二人とも観客席に並んで座り、緊張した面持ちで芝居を観賞した。
舞台は笑いあり、涙あり、アクションありの
息もつかせぬ展開で、一幕、二幕、三幕と、
順調に進行していった。
小学生の演劇にしては、音響も照明も、
舞台の飾りつけも素晴らしかった。
そして第四幕、いよいよ美波の登場だ。
美波は自信に満ち溢れ、堂々と落ち着いて
役を演じた。
美波の演技は冴えわたり、とても迫力が
あった。
昨日まで寝込んでいたのに、あの小さな体のどこから、こんな凄いエネルギーが出て来るのだろうと、パパもママも驚いた。

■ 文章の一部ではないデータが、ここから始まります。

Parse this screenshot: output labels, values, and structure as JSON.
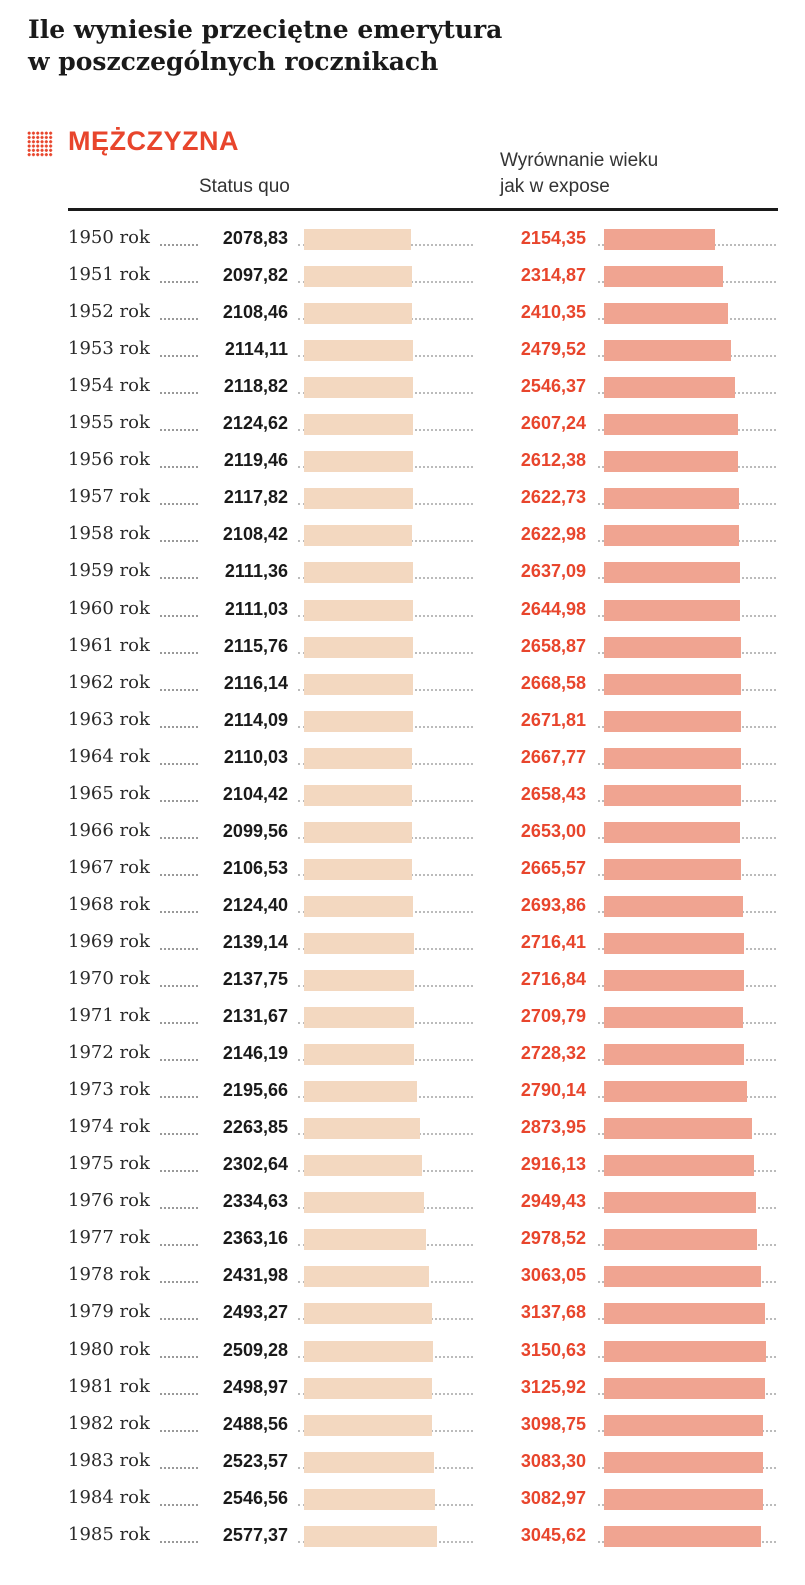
{
  "title": [
    "Ile wyniesie przeciętne emerytura",
    "w poszczególnych rocznikach"
  ],
  "section": "MĘŻCZYZNA",
  "columns": {
    "status_quo": "Status quo",
    "expose": [
      "Wyrównanie wieku",
      "jak w expose"
    ]
  },
  "colors": {
    "accent": "#e8452c",
    "bar_status_quo": "#f3d8c0",
    "bar_expose": "#f0a491"
  },
  "chart_data": {
    "type": "bar",
    "orientation": "horizontal",
    "title": "Ile wyniesie przeciętne emerytura w poszczególnych rocznikach",
    "subtitle": "MĘŻCZYZNA",
    "categories": [
      "1950 rok",
      "1951 rok",
      "1952 rok",
      "1953 rok",
      "1954 rok",
      "1955 rok",
      "1956 rok",
      "1957 rok",
      "1958 rok",
      "1959 rok",
      "1960 rok",
      "1961 rok",
      "1962 rok",
      "1963 rok",
      "1964 rok",
      "1965 rok",
      "1966 rok",
      "1967 rok",
      "1968 rok",
      "1969 rok",
      "1970 rok",
      "1971 rok",
      "1972 rok",
      "1973 rok",
      "1974 rok",
      "1975 rok",
      "1976 rok",
      "1977 rok",
      "1978 rok",
      "1979 rok",
      "1980 rok",
      "1981 rok",
      "1982 rok",
      "1983 rok",
      "1984 rok",
      "1985 rok"
    ],
    "series": [
      {
        "name": "Status quo",
        "values": [
          2078.83,
          2097.82,
          2108.46,
          2114.11,
          2118.82,
          2124.62,
          2119.46,
          2117.82,
          2108.42,
          2111.36,
          2111.03,
          2115.76,
          2116.14,
          2114.09,
          2110.03,
          2104.42,
          2099.56,
          2106.53,
          2124.4,
          2139.14,
          2137.75,
          2131.67,
          2146.19,
          2195.66,
          2263.85,
          2302.64,
          2334.63,
          2363.16,
          2431.98,
          2493.27,
          2509.28,
          2498.97,
          2488.56,
          2523.57,
          2546.56,
          2577.37
        ],
        "labels": [
          "2078,83",
          "2097,82",
          "2108,46",
          "2114,11",
          "2118,82",
          "2124,62",
          "2119,46",
          "2117,82",
          "2108,42",
          "2111,36",
          "2111,03",
          "2115,76",
          "2116,14",
          "2114,09",
          "2110,03",
          "2104,42",
          "2099,56",
          "2106,53",
          "2124,40",
          "2139,14",
          "2137,75",
          "2131,67",
          "2146,19",
          "2195,66",
          "2263,85",
          "2302,64",
          "2334,63",
          "2363,16",
          "2431,98",
          "2493,27",
          "2509,28",
          "2498,97",
          "2488,56",
          "2523,57",
          "2546,56",
          "2577,37"
        ]
      },
      {
        "name": "Wyrównanie wieku jak w expose",
        "values": [
          2154.35,
          2314.87,
          2410.35,
          2479.52,
          2546.37,
          2607.24,
          2612.38,
          2622.73,
          2622.98,
          2637.09,
          2644.98,
          2658.87,
          2668.58,
          2671.81,
          2667.77,
          2658.43,
          2653.0,
          2665.57,
          2693.86,
          2716.41,
          2716.84,
          2709.79,
          2728.32,
          2790.14,
          2873.95,
          2916.13,
          2949.43,
          2978.52,
          3063.05,
          3137.68,
          3150.63,
          3125.92,
          3098.75,
          3083.3,
          3082.97,
          3045.62
        ],
        "labels": [
          "2154,35",
          "2314,87",
          "2410,35",
          "2479,52",
          "2546,37",
          "2607,24",
          "2612,38",
          "2622,73",
          "2622,98",
          "2637,09",
          "2644,98",
          "2658,87",
          "2668,58",
          "2671,81",
          "2667,77",
          "2658,43",
          "2653,00",
          "2665,57",
          "2693,86",
          "2716,41",
          "2716,84",
          "2709,79",
          "2728,32",
          "2790,14",
          "2873,95",
          "2916,13",
          "2949,43",
          "2978,52",
          "3063,05",
          "3137,68",
          "3150,63",
          "3125,92",
          "3098,75",
          "3083,30",
          "3082,97",
          "3045,62"
        ]
      }
    ],
    "xlim": [
      0,
      3150.63
    ]
  }
}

風邪をひいているとは思えないほど、声は大きく張りがあった。
若干かすれた様な声を出す場面もあったが、セリフが聞き取れないほどではなかった。
千秋がちゃんが言った通り、そのかすれ声が海賊らしくて、かえってプラスの効果をかもし出していた。
パパもママもハラハラしながら、舞台を見守
った。
でも不思議なことに、家であれだけ咳き込ん
でいた美波が、舞台の上では、まだ一度も咳
をしていない。
だが、後半の重要な場面で、美波はとうとう咳の発作に襲われた。
剣を振り上げたまま美波は動かない。
[どうしたんだろう? セリフを忘れてしまったのだろうか?]
とパパとママは心配した。
二人の席は前列の右端の方で、左端の舞台袖から心配そうに美波を見守る千秋ちゃんの姿が見えた。
四~五秒は間が空いた。
どうやら、美波はこみ上げてくる咳を必死で我慢しているようだ。
美波は目を閉じて下を向き、
息を止めた。
そして呼吸を整え、次のセリフを言おうとした瞬間、とうとう咳が出た。
剣を持ったまま両手を膝につき、
「ゴホン、ゴホン、ゲホ、ゲホ」
と咳き込んだ。
観衆は固唾をのんで見守っている。
舞台袖の千秋ちゃんが、交代するために舞台に出ていこうか、迷っている様子が見えた。
ところが一瞬咳が治まった隙に、美波は前を向いて立ち上がり、剣を片手に両手を広げ、
『うおおおー!』
と叫んだ。
そして、
『ちくしょう! 俺様は風邪を引いちまっ
たぜ!』
と大声で言った。
すると、会場からドッと笑い声が起こった。
美波の苦し紛れのアドリブだ。
だが美波の突然のアドリブに、家来役の子たちも、妖精役の子たちも反応できない。
無理もない。
アドリブの練習なんて、してこなかったんだ
から。
でも、千秋ちゃんだけが、美波のアドリブに即座に反応した。
『お頭! 咳大丈夫ですか!』
と舞台袖から鋭く声をかける。
『ああ、俺様は大丈夫だ・・・』
と言って、美波がまた咳き込み始める。
すると、家来役の彩芽ちゃんや桜ちゃん、
妖精役の未央ちゃんまでもが、
『お頭! 大丈夫ですか!』
と口々に叫びながら美波に駆け寄り、美波の背中をなでたり、腕をつかんで美波を支えたりし始めた。
もう、演技なんて関係ない。
みんな美波のことが心配で、われ先に美波のところに駆けつけたんだ。
パパもこらえきれず、
「美波、がんばれ!」
と叫んだ。
美波が咳をしながらパパとママの方を見る。
「美波、しっかり!」
とママも叫んだ。
すると会場のいたる所から、
「がんばれ!」
「負けるな!」
と声が飛んだ。
そして、会場全体から自然に手拍子がわき起こった。
その手拍子は一、二分続いた。
既に、舞台のBGMも一時ストップして
いる。
その間に、美波の咳の発作はようやく治まったようだった。
今はみんなにニコニコ笑顔を向けながら、
呼吸を整えている。
手拍子が静かになると、千秋ちゃんの指示で
みんなそれぞれ自分の定位置に戻った。
音楽が流れはじめる。
美波が咳き込み始める前のセリフから、
芝居が再開した。
その後、美波は激しく咳き込むこともなく、
徐々に自分のペースを取り戻して行った。
美波が少し苦しそうに息を止めたり、
少しだけ咳をしたりする度に、
「美波ちゃん、がんばれ!」
と会場から温かい声援が飛んだ。
元のペースを完全に取り戻した美波の迫真の演技に、会場内はシーンと静まり返った。
そしてついに、美波は千秋ちゃんと交代することなく、最後まで芝居を演じきった。
美波が最後のセリフを言い終わり、エンディングを迎えると、小学校の学芸会にはめずらしく、観客はスタンディングオベーションで拍手喝采し、子供たちの健闘を讃えた。
興奮して、
「ブラボー、ブラボー!」
と叫ぶ保護者までいたほどだった。
「あの子って、頑張り屋ね」
ママが瞳を潤ませながら呟いた。
「そうだな」
パパも声を詰まらせながら頷いた。